O projeto de pesquisa O Museu como um Bem Comum baseia-se em uma análise crítica do mundo da arte contemporânea, que se estrutura como um sistema profundamente desigual e competitivo. A realidade é que as pessoas que trabalham no mundo da arte estão sujeitas a processos de exclusão social e à apropriação de oportunidades que resultam em vantagens competitivas, refletidas em seus rendimentos. Essa "tragédia das artes", análoga à tragédia dos bens comuns teorizada por Garrett Hardin, não é um destino natural e inevitável, mas o resultado de uma escassez artificialmente criada e de uma gestão hierárquica do acesso aos recursos.
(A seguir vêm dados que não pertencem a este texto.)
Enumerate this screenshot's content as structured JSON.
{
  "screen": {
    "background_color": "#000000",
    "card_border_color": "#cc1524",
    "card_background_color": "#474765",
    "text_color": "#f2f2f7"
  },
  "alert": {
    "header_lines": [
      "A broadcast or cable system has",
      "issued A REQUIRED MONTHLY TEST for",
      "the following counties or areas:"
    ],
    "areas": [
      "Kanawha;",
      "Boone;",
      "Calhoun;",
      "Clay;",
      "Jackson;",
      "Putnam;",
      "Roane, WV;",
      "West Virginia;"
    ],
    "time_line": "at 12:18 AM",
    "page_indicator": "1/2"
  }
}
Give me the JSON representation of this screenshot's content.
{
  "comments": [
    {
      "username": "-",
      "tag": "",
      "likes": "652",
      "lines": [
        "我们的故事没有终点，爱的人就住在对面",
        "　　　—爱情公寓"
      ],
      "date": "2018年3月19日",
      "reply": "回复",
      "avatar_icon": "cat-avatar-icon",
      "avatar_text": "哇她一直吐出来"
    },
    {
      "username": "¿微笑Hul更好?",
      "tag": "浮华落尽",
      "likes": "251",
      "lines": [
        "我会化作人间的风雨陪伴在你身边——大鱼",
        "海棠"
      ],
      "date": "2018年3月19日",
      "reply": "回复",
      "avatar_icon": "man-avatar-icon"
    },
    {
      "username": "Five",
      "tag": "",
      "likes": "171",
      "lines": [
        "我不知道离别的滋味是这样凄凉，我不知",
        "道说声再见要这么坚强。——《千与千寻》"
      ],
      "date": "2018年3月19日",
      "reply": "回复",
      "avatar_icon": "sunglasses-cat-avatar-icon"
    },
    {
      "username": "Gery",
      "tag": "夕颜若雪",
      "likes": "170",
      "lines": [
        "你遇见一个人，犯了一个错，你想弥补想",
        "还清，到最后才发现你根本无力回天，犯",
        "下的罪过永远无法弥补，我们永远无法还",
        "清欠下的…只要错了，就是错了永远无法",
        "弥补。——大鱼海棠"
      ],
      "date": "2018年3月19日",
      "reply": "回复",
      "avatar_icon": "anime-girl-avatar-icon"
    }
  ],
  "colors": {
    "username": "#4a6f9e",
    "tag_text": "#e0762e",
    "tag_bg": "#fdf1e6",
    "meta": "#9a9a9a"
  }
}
Diante dessa situação, a obra da artista Mierle Laderman Ukeles se apresenta como um argumento central e inspirador. Em sua arte de manutenção, Ukeles mostra que o trabalho doméstico e de limpeza – historicamente invisibilizado e feminizado – é o fundamento sobre o qual se sustenta qualquer prática artística ou cultural. Não há liberdade ou autonomia sem o trabalho envolvido na reprodução das condições de produção. Sua proposta de transformar o museu em um lar, onde todas as tarefas necessárias são visíveis e compartilhadas, antecipa o modelo de justiça contributiva defendido pelo projeto.
Com base na pesquisa de Elinor Ostrom, vencedora do Prêmio Nobel de Economia de 2009, que demonstrou que os recursos de uso comum podem ser geridos coletivamente de forma sustentável sem a necessidade de privatização ou controle estatal, o museu ou centro de arte é reimaginado como um ecossistema de bens comuns. Ostrom mostra que a cooperação, a confiança mútua e a ação coletiva são possíveis. Aplicado ao mundo da arte, isso significa repensar museus e centros de arte como bens comuns: infraestruturas cuja manutenção e gestão devem ser responsabilidade compartilhada de todos aqueles que contribuem para eles – sejam artistas, profissionais ou pessoal de manutenção – uma vez superadas as divisões de trabalho hierárquicas baseadas em classes que prevalecem nas instituições atuais.
Por fim, a justiça contributiva é proposta como um modelo normativo. A igualdade de oportunidades não é alcançada apenas pela redistribuição de bens (oportunidades, recursos, reconhecimento), mas pelo compartilhamento do trabalho, incluindo tarefas rotineiras e menos recompensadoras. Se todos participam das tarefas necessárias para a manutenção da instituição, então todos também têm a oportunidade de desenvolver habilidades complexas e de se envolver na gestão do espaço. Exemplos como as práticas deliberativas do coletivo de arte PSJM, com suas assembleias de bairro e processos de democracia direta, ilustram como uma estética horizontal é possível. Um museu concebido dessa forma deixa de ser um mausoléu ou o playground das elites (filantrocapitalismo) e se torna um verdadeiro bem comum, um lar onde liberdade e igualdade são inseparáveis.